Disk Method for the Volume of a Solid of Revolution

A solid of revolution is formed by rotating a curved segment about an axis. A typical problem in calculus is to find the volume of the solid formed by rotating a function y = f(x) around either the y- or x-axis. If the function is revolved around the x-axis, you can find the volume using disk method.

The disk method divides the solid into circular cross-sections (disks) of infinitesimal thickness. The sum of the volumes of these disks is the volume of the solid. The infinite sum of infinitesimally thin disks can be calculated with integrals.

The volume integral formula for a curve rotated around the x-axis is

V = ∫πf(x)² dx.

How is this equation derived? First, imagine a solid of rotation and its circular cross-section at an arbitrary point x. Now imagine the very thin disk between x and x + Δx. The radius of this disk is the height of the function at x, so the height is f(x). The thickness of the disk is x + Δx - x = Δx. Thus, the volume of the disk is

π times f(x)² times Δx

As Δx becomes smaller, the sum of these disks approaches the true volume of the solid.
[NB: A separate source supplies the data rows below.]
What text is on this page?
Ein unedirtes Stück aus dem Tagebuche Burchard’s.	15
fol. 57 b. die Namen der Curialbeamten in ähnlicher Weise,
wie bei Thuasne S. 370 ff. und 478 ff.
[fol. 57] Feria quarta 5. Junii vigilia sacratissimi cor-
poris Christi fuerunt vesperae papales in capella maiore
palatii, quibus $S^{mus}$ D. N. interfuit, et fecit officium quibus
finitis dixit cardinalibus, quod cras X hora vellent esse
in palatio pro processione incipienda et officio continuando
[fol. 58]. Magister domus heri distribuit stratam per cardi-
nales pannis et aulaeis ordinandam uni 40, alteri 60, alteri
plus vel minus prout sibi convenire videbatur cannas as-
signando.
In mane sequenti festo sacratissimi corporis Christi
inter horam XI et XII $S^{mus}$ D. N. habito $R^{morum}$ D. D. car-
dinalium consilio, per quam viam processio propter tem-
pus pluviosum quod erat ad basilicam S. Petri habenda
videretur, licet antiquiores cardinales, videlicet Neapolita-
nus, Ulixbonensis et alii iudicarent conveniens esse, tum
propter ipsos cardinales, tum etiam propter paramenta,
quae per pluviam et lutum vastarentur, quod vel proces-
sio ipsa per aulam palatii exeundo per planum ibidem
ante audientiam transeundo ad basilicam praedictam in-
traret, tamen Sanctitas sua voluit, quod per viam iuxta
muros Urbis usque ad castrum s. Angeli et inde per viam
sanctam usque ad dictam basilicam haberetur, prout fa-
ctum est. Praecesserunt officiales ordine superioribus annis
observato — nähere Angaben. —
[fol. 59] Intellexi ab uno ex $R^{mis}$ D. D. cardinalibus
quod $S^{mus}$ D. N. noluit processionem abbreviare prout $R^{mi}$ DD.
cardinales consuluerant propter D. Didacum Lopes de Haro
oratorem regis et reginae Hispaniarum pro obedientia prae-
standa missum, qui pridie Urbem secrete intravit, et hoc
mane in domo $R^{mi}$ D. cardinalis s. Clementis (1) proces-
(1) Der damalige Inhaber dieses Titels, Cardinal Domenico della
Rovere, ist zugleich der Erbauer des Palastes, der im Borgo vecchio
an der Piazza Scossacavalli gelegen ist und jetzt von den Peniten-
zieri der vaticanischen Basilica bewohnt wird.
From geometry, we know that the volume of a cone is (π/3)r²h. But we consider a cone to be the solid that results from rotating a line about the x-axis, we can also find its volume using integral calculus.

For instance, consider the line y = 1 - x and consider the segment of this line between x = 0 and x = 1. This segment forms a triangle in the first quadrant. If we rotate this line segment about the x-axis, it forms a cone with a height of 1 and radius of 1. Using the geometry formula, we compute that its volume is π/3.

Using calculus, we set up the integral ∫π(1-x)² dx evaluated from 0 to 1.

∫π(1-x)² dx = ∫π(1 - 2x + x²) dx

= π[x - x² + (1/3)x³]

= π[1 - 1² + (1/3)1³] - π[0 - 0² + (1/3)0³]

= π/3

So as you can see the calculus formula matches the geometry formula.